SEIT EINER WOCHE NICHT ZU HAUSE
Die Teams der Mordkommission führen eine umfassende Untersuchung zu dem festgenommenen Ömer S. durch. Dabei kam heraus, dass der Tatverdächtige seit einer Woche nicht mehr in seinem Haus in Bursa gewesen war. Sein Vater, der aus Bursa herbeigerufen wurde, gab gegenüber der Polizei an, seinen Sohn seit einer Woche nicht gesehen zu haben. Die Polizei setzt ihre umfangreichen Ermittlungen dazu fort, wo sich der Tatverdächtige, der seit einer Woche nicht nach Hause zurückgekehrt war, aufgehalten hat und mit wem er in Verbindung stand.
VON DER POLIZEI IN BURSA GESUCHT
Es stellte sich heraus, dass der Tatverdächtige Ömer S. von der Polizei in Bursa gesucht wurde. Ömer S. soll den Chemiker Samet N. geschlagen und verletzt haben, weil er behauptete, dieser habe eine Affäre mit seiner geschiedenen Frau. Die Polizei in Bursa fahndete aufgrund dieses Vorfalls nach ihm.
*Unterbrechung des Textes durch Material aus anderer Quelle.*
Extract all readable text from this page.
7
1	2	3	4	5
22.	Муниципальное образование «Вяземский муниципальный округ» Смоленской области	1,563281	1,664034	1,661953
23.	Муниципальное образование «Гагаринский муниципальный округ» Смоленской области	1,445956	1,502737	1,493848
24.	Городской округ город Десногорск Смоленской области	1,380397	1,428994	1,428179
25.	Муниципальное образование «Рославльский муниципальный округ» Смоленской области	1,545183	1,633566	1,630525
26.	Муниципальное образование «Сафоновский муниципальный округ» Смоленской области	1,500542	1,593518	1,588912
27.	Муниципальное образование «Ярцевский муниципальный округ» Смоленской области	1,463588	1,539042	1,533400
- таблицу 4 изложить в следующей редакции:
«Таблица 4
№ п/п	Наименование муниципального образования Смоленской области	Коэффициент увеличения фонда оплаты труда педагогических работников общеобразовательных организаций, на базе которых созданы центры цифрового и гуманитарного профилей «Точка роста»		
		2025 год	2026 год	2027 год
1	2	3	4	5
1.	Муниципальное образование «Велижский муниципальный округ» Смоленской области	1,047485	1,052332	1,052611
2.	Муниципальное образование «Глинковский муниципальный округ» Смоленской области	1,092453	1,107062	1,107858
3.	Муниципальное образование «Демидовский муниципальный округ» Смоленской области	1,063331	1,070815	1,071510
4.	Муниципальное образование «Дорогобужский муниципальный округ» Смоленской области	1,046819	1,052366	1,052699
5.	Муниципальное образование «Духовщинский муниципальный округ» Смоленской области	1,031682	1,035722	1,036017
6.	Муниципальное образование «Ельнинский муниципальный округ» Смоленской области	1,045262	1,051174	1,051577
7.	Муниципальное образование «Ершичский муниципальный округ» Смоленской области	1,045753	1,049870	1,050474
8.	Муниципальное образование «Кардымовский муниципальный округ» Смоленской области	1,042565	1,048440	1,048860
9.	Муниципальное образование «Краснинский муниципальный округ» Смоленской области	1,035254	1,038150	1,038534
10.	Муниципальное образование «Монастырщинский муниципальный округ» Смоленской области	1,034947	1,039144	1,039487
Während der Vater gegenüber der Istanbuler Polizei aussagte, wird die geschiedene Ehefrau in Bursa von der Polizei vernommen.
AN STAATSANWALTSCHAFT ÜBERSTELLT
Der Tatverdächtige Ömer S. wurde nach seiner Aussage an die Staatsanwaltschaft überstellt. Um zu verhindern, dass Pressevertreter beim Verlassen der Sicherheitsdirektion Gayrettepe Aufnahmen machen, wurde Ömer S. durch die Tiefgarage abgeführt.
Zudem wurde bekannt, dass der Tatverdächtige Ömer S. bei der Mordkommission keine Aussage machte und von seinem Schweigerecht Gebrauch machte.
Zuletzt wurde Ömer S., der den Messerangriff in der Fatih-Moschee verübte, bei dem der Imam und eine weitere Person schwer verletzt wurden, nach seiner Aussage bei der Staatsanwaltschaft mit dem Antrag auf Untersuchungshaft dem Haftrichter vorgeführt.